History of Woodbridge
Woodbridge was originally named Burwick after pioneer Rowland Burr who settled here in 1835. As the rural hamlet grew and mail delivery arrived, the town had to change its name as there was confusion with another settlement in Western Canada named Burwick. The name Woodbridge first came into use in 1855. Woodbridge was aptly named in reference to a landmark wooden bridge that spanned the Humber River and marked the entrance into the town. The old bridge was situated near what is today Islington Avenue and Langstaff Road.
Like most Ontario villages and towns Woodbridge's growth was greatly impacted by the arrivial of the railway. In 1870 the Toronto, Grey and Bruce Railway was the first to put Woodbridge on the map. Agriculture was a primary occupation. Abell Agricultiral Works that manufactured agricultural equipment was a large employer. Grain and flour mills along the Humber River also contributed to the growth of the village. Woodbridge's growing population led to its incorporation as a Village in 1882.
Abell's departure to Toronto in the late 1880s led to a decline in population and some harsh times for the newly minted village. In 1908, Woodbridge's fortunes would take a turn for the better, thanks once again to the railway. First, the Canadian Pacific Railway routed its line through Woodbridge. Then in 1914 the Toronto Suburban Railway Company's Weston Line expanded to include Woodbridge.

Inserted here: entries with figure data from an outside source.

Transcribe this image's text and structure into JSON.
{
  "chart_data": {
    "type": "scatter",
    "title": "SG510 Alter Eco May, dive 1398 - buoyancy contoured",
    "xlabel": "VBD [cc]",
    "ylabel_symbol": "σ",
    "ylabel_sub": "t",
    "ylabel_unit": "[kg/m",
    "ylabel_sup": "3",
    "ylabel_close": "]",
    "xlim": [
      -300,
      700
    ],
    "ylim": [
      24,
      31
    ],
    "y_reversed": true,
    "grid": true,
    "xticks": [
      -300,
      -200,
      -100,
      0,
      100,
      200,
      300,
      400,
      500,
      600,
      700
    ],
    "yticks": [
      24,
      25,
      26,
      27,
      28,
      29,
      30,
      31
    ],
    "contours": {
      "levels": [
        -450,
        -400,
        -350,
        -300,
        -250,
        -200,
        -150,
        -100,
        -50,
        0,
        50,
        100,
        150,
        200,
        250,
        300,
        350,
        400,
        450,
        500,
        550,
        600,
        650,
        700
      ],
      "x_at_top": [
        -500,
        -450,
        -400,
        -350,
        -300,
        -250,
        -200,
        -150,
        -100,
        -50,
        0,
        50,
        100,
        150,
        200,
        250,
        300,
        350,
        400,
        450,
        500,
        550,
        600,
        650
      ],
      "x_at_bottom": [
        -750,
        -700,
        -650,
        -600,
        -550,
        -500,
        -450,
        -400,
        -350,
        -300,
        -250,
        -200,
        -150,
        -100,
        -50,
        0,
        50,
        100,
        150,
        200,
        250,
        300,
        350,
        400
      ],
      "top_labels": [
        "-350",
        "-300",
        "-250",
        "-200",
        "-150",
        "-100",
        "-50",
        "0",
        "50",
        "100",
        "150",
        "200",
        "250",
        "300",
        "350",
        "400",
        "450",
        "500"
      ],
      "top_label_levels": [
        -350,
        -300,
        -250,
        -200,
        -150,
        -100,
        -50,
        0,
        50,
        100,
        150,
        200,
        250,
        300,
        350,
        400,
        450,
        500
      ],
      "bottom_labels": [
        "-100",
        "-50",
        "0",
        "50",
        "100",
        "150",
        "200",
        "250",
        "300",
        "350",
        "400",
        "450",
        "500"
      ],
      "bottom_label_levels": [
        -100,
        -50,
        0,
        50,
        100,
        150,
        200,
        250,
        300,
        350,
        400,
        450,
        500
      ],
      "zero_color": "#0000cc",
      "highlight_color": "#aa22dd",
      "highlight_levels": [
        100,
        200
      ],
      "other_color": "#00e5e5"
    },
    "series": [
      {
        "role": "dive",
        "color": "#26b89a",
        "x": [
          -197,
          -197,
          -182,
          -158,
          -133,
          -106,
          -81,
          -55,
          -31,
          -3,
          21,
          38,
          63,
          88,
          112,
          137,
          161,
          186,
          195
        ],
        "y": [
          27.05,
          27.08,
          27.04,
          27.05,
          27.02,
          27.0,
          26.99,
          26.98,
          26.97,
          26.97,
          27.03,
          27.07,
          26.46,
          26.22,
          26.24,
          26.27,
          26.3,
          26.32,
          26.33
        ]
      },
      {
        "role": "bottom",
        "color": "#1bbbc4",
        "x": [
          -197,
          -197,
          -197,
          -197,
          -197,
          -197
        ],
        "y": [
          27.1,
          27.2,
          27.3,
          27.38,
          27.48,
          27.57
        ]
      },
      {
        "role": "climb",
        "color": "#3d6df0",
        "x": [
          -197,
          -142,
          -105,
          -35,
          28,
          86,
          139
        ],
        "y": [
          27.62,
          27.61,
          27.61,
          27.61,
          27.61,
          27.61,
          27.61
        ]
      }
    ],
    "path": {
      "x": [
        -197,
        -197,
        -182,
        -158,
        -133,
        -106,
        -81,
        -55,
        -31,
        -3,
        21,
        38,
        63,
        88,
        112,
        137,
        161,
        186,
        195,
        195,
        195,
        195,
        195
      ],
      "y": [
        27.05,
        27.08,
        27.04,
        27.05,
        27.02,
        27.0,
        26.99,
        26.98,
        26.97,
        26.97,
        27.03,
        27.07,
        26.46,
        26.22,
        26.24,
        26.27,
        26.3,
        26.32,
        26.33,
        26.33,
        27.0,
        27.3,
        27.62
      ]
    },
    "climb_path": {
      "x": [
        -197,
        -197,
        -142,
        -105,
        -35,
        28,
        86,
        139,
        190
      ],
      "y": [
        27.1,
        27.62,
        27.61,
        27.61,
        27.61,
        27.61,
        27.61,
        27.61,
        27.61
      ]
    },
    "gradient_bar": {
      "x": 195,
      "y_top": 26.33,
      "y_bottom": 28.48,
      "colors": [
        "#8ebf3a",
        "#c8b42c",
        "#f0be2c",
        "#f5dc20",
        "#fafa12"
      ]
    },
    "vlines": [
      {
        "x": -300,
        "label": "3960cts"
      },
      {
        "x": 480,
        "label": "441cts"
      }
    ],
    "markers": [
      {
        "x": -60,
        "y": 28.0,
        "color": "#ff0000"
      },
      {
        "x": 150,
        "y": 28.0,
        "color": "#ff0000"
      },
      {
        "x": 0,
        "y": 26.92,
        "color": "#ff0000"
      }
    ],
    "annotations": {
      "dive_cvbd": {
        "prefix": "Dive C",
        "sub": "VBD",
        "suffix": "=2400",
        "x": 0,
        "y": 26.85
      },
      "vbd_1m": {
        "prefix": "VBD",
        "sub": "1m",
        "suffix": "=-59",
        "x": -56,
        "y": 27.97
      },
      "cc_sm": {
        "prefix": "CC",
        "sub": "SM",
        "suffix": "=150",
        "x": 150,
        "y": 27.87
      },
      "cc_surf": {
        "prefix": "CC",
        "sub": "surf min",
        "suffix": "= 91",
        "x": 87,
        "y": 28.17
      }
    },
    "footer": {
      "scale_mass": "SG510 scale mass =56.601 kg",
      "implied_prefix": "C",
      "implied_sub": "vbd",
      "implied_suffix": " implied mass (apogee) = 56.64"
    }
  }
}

The construction of Highway 7 in 1930 would signal a new era in Woodbridge's growth.
New home subdivions first arrived in the 1950s. Each decade since has seen a steady surge in development. Woodbridge's rural past is now a distant memory, farm fields replaced by soccer fields and new homes. The growth has been remarkable from the first pioneers to the many families that now call Woodbridge home.